Между тем весь лагерь засуетился. Теперь уже и отряд старого эмира, и сам эмир покинули место привала. Вокруг пленных оставалось всего человек двенадцать арабов с тучным, коренастым парнем, помощником эмира Вад Ибрагима, и кривым муллой. Они не садились на верблюдов, так как должны были участвовать в казни.
Трое пленных по одному виду и выражению лиц этих людей поняли, что им остается недолго ждать. Руки у них все еще были связаны на спине, но арабы их уже не держали, так что они имели возможность обернуться и проститься с женщинами.
– Все, как видно, кончено, Нора, - произнес Бельмонт, - это, конечно, обидно, когда была возможность спасения. Но что делать?! Все, что мы могли сделать, мы уже сделали!
Теперь жена его впервые дала над собой волю своему горю; она судорожно всхлипывала, закрыв лицо руками.
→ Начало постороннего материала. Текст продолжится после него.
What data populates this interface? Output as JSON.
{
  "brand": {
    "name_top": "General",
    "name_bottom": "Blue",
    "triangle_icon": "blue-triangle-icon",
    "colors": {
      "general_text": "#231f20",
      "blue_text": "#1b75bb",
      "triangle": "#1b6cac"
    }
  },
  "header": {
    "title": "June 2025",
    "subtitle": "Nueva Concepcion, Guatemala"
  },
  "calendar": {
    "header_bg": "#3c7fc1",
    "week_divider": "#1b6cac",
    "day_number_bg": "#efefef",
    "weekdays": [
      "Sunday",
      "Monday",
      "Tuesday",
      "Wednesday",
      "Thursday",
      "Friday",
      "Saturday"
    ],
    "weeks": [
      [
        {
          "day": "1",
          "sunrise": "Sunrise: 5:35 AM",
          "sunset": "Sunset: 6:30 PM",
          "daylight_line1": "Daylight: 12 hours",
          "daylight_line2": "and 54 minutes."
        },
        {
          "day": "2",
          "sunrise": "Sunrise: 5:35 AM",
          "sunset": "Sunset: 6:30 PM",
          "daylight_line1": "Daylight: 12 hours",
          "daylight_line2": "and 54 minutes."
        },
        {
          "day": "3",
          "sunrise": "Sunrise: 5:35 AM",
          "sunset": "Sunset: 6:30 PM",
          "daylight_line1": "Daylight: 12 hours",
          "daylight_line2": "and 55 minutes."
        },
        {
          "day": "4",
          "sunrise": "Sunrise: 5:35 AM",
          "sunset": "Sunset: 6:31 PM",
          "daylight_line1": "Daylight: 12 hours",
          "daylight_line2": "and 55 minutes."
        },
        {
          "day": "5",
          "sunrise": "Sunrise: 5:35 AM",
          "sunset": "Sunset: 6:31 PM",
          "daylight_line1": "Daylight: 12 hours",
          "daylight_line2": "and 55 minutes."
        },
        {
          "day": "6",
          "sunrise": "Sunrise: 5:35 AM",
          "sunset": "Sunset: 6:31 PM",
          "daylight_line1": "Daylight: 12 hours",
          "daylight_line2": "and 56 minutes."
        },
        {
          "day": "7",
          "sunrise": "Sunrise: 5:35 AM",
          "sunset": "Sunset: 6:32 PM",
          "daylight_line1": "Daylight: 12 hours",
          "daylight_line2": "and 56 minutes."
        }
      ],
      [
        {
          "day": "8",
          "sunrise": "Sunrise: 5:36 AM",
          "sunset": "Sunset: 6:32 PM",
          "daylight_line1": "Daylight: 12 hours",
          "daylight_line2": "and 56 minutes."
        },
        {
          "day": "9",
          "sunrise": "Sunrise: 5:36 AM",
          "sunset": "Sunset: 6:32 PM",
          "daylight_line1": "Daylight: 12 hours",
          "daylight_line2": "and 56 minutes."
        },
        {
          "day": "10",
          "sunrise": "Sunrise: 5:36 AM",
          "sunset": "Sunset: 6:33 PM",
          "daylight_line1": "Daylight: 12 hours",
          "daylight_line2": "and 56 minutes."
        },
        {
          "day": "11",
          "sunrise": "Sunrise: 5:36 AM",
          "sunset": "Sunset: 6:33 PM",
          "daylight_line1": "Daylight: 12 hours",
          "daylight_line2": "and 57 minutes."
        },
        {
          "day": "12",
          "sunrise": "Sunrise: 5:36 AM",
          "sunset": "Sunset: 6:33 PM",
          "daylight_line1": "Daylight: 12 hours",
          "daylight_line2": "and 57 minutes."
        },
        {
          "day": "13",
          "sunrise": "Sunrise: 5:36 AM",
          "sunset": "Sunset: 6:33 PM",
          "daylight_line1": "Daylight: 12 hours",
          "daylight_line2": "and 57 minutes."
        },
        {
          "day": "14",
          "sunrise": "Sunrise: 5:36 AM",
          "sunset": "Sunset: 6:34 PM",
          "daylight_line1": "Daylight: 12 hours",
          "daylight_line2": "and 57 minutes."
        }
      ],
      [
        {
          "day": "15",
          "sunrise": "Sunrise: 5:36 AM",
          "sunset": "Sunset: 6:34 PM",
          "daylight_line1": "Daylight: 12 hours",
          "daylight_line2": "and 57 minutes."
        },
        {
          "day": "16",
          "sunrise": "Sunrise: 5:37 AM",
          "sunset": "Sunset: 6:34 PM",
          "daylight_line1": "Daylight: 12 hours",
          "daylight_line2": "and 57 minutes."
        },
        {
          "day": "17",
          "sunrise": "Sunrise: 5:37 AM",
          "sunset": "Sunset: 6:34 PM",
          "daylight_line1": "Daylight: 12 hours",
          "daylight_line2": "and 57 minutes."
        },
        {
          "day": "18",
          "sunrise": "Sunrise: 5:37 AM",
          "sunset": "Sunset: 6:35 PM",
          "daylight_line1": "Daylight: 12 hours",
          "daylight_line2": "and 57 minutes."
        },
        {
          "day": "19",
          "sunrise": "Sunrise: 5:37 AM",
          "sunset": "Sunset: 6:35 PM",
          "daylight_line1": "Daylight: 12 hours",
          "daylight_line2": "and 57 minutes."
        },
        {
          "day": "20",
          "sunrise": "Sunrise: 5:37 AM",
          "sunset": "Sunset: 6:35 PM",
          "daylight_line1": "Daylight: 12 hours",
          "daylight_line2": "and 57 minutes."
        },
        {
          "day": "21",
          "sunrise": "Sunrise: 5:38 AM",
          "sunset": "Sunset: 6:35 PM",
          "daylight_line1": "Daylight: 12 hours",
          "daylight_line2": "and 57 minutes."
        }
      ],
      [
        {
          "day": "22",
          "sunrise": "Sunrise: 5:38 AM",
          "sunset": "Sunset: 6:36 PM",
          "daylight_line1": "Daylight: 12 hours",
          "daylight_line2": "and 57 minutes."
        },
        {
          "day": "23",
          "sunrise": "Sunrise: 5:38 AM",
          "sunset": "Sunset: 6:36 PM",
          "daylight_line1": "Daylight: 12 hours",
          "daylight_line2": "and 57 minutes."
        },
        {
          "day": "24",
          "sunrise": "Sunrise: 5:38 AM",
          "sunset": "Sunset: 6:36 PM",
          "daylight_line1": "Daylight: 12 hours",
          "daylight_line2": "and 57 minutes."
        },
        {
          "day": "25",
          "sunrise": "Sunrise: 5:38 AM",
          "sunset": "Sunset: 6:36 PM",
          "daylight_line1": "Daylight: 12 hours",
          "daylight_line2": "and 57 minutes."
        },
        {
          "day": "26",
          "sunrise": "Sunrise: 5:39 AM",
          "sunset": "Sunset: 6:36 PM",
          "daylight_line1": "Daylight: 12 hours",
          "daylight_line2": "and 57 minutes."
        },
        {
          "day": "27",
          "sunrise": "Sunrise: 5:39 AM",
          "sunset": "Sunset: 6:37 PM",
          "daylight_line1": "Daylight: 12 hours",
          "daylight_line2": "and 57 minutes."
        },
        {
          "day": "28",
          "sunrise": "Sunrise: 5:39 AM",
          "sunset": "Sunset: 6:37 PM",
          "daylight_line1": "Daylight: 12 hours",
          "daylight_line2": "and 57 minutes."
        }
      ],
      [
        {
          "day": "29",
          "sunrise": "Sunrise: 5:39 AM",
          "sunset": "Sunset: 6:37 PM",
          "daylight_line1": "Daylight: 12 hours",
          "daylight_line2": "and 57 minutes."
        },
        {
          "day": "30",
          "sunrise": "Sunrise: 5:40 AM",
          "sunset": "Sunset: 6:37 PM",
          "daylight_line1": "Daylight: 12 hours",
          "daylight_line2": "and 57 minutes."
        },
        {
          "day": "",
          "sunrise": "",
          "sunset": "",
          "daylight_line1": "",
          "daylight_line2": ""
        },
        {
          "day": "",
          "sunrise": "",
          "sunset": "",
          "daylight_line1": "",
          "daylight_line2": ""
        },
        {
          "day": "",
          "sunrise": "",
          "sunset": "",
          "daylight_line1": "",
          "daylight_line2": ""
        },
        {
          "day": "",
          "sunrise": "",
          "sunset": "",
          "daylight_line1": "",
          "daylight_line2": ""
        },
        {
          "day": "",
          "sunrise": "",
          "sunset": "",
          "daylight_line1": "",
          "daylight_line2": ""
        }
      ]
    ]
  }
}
– Не плачь, моя маленькая женушка! Мы с тобой хорошо прожили свое время и всегда были счастливы. Передай мой привет всем друзьям, там, дома. Ты там найдешь на свою долю достаточно и даже с избытком: все бумаги у меня в порядке...
– Ах, Джон, Джон! Зачем ты говоришь мне об этом?! Я без тебя не буду жить!
И горе жены сломило мужество этого сильного мужчины; он спрятал лицо свое в косматой шерсти ее верблюда, и слезы покатились по его щекам.
Между тем мистер Стефенс подошел к верблюду Сади, - и та увидела его измученное, исстрадавшееся лицо и обращенный к ней взгляд.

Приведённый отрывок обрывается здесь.